Recent trends in both applications and architectures point towards streaming computations as a cornerstone of next-generation systems. On the software side, applications centered around streams of data are becoming increasingly important and widespread; examples range from embedded applications for cell phones and sensor networks to high-performance applications such as cell phone base stations and radar image processing. Also, as wire delay becomes a significant factor in on-chip performace, the stream abstraction offers the task and data parallelism necessary to effectively harness the power of communication-exposed architectures.
The streaming domain offers a fresh set of challenges for architects, language designers, and compiler writers. Unlike the scientific domain, stream programs are characterized by abundant parallelism, regular communication patterns, and short data lifetimes, all of which can be exploited to improve programmability and performance. In this tutorial, we will describe recent advances in programming language and architectural support for stream programs. We will focus on lessons learned in the development of StreamIt, a language and compiler for high-performance streaming applications. Topics will include:
Overview. What are the characteristics of stream programs? Examples of modern streaming applications.
Stream architectures. Historical trends in computer architecture; building the case for streaming; overview of the Raw, Imagine, TRIPS, and VIRAM stream processors; initial performance comparison.
Stream programming models. History of streaming models of computation, languages, and modeling environments; the Ptolemy project; programming in object-oriented, procedural, and assembly style; introduction to StreamIt, Brook, and Cg; the Stream Virtual Machine.
Compiling stream programs. How to schedule a stream program for execution; time multiplexing vs. space multiplexing; focus on compiling StreamIt to Raw: partitioning, layout, communication scheduling.
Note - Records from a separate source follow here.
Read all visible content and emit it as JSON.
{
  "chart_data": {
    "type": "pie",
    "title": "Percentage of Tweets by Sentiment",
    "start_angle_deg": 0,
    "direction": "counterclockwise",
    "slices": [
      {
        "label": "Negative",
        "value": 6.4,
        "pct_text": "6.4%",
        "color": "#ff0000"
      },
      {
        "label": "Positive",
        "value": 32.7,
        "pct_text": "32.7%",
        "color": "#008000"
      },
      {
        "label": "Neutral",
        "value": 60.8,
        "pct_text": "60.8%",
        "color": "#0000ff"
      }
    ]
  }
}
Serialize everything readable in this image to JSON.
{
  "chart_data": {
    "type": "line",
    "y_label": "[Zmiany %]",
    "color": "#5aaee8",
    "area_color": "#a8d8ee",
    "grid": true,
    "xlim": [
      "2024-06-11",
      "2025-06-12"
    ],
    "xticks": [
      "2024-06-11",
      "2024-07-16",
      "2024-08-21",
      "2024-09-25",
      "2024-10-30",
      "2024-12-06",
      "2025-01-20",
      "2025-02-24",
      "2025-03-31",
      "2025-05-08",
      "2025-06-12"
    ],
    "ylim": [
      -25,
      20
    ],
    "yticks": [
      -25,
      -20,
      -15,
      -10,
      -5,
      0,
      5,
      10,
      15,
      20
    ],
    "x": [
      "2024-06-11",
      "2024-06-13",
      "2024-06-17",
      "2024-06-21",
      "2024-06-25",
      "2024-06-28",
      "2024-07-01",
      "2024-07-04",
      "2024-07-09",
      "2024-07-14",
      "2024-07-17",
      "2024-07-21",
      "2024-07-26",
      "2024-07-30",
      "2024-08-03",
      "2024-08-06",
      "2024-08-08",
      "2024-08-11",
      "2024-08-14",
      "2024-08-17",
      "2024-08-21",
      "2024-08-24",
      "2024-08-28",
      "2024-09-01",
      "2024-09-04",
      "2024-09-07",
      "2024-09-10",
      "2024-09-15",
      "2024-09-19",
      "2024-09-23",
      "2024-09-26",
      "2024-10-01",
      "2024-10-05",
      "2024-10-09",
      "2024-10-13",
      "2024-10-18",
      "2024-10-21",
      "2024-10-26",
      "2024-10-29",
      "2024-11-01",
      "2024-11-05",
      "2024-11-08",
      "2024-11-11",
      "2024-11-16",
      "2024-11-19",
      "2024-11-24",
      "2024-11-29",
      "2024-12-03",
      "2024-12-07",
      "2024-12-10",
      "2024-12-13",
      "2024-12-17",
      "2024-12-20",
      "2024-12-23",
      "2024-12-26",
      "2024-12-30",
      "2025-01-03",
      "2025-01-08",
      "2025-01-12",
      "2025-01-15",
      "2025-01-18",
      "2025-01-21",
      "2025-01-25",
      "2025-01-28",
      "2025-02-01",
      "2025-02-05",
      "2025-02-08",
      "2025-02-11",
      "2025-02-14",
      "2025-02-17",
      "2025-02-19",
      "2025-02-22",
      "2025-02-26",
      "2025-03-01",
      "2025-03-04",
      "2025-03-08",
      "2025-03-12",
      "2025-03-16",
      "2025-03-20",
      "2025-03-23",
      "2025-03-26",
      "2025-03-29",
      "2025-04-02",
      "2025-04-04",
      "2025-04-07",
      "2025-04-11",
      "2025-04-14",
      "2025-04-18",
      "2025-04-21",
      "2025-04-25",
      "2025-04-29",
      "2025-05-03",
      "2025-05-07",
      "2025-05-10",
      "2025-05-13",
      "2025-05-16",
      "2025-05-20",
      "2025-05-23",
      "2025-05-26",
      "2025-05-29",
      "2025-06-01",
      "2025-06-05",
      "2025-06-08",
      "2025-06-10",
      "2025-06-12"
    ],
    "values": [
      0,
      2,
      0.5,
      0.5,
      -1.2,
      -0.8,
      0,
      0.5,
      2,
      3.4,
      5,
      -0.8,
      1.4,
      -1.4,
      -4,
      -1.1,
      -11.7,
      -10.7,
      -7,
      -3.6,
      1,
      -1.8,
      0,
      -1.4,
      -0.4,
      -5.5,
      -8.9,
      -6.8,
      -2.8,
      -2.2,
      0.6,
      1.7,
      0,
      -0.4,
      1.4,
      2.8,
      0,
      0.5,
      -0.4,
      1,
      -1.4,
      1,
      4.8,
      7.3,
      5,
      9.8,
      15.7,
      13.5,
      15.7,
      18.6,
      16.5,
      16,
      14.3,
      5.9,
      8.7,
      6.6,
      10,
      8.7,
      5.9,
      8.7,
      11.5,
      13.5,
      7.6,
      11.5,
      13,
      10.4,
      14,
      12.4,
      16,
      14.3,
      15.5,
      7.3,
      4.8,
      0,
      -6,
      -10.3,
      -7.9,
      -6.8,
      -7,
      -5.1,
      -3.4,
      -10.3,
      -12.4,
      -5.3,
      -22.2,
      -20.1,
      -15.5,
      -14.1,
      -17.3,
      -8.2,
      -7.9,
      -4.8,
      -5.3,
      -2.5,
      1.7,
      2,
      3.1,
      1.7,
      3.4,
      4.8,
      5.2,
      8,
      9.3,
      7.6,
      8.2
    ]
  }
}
Domain specific optimizations. Leveraging properties of the streaming domain to perform aggressive optimizations; focus on linear analysis and optimization in StreamIt, where the compiler can collapse large-scale linear operations and transform them into the frequency domain when profitable.
Scheduling algorithms for streams. Introduction to scheduling synchronous dataflow graphs; finding a steady state; building steady state and initialization schedules; optimization tradeoffs; single-appearance scheduling. Overview of our recent work on phased scheduling, which incorporates multiple-appearance schedules; minimal latency scheduling; deadlock avoidance for hierarchical systems.
Saman P. Amarasinghe is an Associate Professor in the Department of Electrical Engineering and Computer Science at Massachusetts Institute of Technology and a member of the MIT Computer Science and Artificial Intelligence Laboratory. Currently he leads the Commit compiler group and is the co-leader of the Raw project. Saman's research interests are in discovering novel approaches to improve the performance of modern computer systems without unduly increasing the complexity faced by either application developers, compiler writers, or computer architects. He received his BS in Electrical Engineering and Computer Science from Cornell University in 1988, and his MSEE and Ph.D from Stanford University in 1990 and 1997, respectively.
Rodric M. Rabbah is a research scientist in the MIT Department of Engineering and Computer Science, and a member of the MIT Computer Science and Artificial Intelligence Laboratory. His current areas of research include novel program characterizations methodologies, compiler optimizations, and architecture design. For the last several years, Rabbah has maintained the Trimaran compilation and simulation infrastructure for research in instruction level parallelism, and continues to provide support for the Trimaran user-community world wide.
Bill Thies is a graduate student at the MIT Computer Science and Artificial Intelligence Laboratory. Along with other members of Saman's group, he is working on the design and implementation of StreamIt.